Gone are the days when girls used to hide under layers of foundation and blush on. The simple yet trendy route is what they are walking now on because looking fair is not their mantra of looking good; flaunting glowing skin and being comfortable in it is what they aspire for.
“Today’s brides are quite experimental with makeup. They prefer loud eye make-up like smoky eyes instead of basic bridal makeup. They proudly wear bright lip colours and carry it off pretty well,” said Moumita Das, technical consultant for makeup and hair at Mumbai’s Enrich Salon.
“Also, nice elongated eyeliners that give the 1960s’ look, curled lashes and a touch of foundation give a natural and not caked-up look. In short, the latest make-up mantra is less is more,” she added.
Neutral or pale lip colours are not apt for wedding photos; hence girls brighten it up with brighter shades, but smartly.
The girls are happy to flaunt their skin tone without worrying about their complexions.
“Girls these days want to have flawless and radiant skin; it is not about looking fair any more. Hence, the focus is more on getting eye make-up right and looking beautiful,” said Reeta Juneja of New Delhi’s Vedic Spa Mantra and Salon.
There are several instances when too much make-up has ruined a bride’s big day.
Mehek Arora, 27, one of those lucky girls with a flawless skin and peach complexion, recalls the nightmare she experienced on her wedding reception day.
“I was wearing a green sari and my beautician applied a lot of foundation on my face, and the worst was that she applied green and yellow eyeshadow. The thick layer of foundation with wild make-up made me look worse. I looked nothing less than a disaster. My foundation dried up, it was a nightmare” she added.
To avoid such a situation, Das suggests keeping skin type and weather conditions in mind before readying for the D-day. Whatever little is being used should be used accordingly.
“It is very important to know brides skin type, texture, complexion, weather condition before one starts with the make-up. Asians usually have a cool yellow tone, so choose your foundation and make-up base accordingly,” she said.
“Weather conditions are also very important. For winters, cream-based products work well. Otherwise the base will start cracking. Also, keep in mind whether the function is taking place outside or indoors and make-up should be done accordingly,” she added.
Make-up has to evolve as girls are experimenting with their trousseau and it is essential that their look should complement their clothes.
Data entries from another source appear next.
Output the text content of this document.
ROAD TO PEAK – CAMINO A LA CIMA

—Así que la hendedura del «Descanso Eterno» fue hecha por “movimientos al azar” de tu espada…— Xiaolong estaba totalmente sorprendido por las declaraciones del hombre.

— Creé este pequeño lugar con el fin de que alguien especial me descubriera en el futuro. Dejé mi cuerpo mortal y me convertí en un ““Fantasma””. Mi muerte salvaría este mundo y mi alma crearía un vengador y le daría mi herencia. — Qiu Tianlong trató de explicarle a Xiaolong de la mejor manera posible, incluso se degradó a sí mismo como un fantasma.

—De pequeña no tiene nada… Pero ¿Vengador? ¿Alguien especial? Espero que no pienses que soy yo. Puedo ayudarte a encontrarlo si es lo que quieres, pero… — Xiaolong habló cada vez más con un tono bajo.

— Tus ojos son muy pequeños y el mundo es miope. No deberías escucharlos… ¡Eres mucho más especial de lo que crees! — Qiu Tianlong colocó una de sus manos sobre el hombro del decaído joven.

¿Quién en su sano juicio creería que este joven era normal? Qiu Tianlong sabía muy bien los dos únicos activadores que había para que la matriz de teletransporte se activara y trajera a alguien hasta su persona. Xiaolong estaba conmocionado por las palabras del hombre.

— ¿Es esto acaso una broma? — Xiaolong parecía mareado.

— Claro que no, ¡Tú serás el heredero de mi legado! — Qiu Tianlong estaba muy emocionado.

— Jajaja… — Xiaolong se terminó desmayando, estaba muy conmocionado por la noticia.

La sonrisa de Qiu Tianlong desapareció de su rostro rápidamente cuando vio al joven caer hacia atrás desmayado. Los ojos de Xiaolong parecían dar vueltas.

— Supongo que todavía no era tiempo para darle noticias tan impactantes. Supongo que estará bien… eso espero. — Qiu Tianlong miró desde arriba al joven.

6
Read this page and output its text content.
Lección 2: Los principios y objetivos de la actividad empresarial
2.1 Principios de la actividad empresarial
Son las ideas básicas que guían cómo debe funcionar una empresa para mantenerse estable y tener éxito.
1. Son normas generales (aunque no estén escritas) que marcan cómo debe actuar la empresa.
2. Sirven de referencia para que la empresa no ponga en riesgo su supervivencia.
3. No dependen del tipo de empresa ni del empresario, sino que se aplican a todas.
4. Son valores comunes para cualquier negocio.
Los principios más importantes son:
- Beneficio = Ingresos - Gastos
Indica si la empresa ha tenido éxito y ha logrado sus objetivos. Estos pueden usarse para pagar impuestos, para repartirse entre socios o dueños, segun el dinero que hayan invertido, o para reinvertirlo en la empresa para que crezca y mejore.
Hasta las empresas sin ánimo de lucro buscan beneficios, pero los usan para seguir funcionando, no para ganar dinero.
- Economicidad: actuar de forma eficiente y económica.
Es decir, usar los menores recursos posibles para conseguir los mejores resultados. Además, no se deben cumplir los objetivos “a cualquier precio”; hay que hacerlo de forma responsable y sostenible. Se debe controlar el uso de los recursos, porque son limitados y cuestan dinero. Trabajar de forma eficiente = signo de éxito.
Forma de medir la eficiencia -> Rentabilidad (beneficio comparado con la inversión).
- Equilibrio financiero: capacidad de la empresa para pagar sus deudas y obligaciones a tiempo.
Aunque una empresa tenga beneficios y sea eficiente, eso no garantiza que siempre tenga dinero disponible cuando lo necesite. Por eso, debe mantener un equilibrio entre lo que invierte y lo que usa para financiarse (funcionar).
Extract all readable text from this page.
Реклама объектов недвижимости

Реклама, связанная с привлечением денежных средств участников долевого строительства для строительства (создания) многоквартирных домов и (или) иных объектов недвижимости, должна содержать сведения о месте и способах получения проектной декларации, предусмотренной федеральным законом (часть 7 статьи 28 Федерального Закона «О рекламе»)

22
A decade ago, red and maroon used to be very popular, but new-age brides are going for interesting colour palette — they are choosing from burgundy, grey, pink to orange, blue and golden.
“Girls have become bold in choosing colours for their bridal dress. They prefer the modern look in terms of their hair style and make-up,” said Juneja, adding that other colour-combinations in vogue are peach with swarovski, cobalt blue with white, blood red and cream, deep brinjal purple and, of course, tissue gold.”
A bride’s get-up is incomplete without her hairdo and this has also undergone a sea change.
“For hair, girls use mahogany, chestnut and streaks in colours of their choice,” said Juneja.
Usually wedding dates are decided much in advance so the girls should go for regular exercise as it is a key to glowing skin. “The wedding day is usually a roller-coaster ride of emotions and anxiety. So, the key to look beautiful on your wedding day is to follow a good regular diet, exercise, drink lots of fluids and get good eight hours sleep. In short, one has to be disciplined months before the wedding day,” said Juneja.
“Treat your body skin with regular scrubs for exfoliating dead cells and body massages with therapeutic oils for a smooth, tight and toned body. All this should start at least eight weeks before the D-Day,” she added.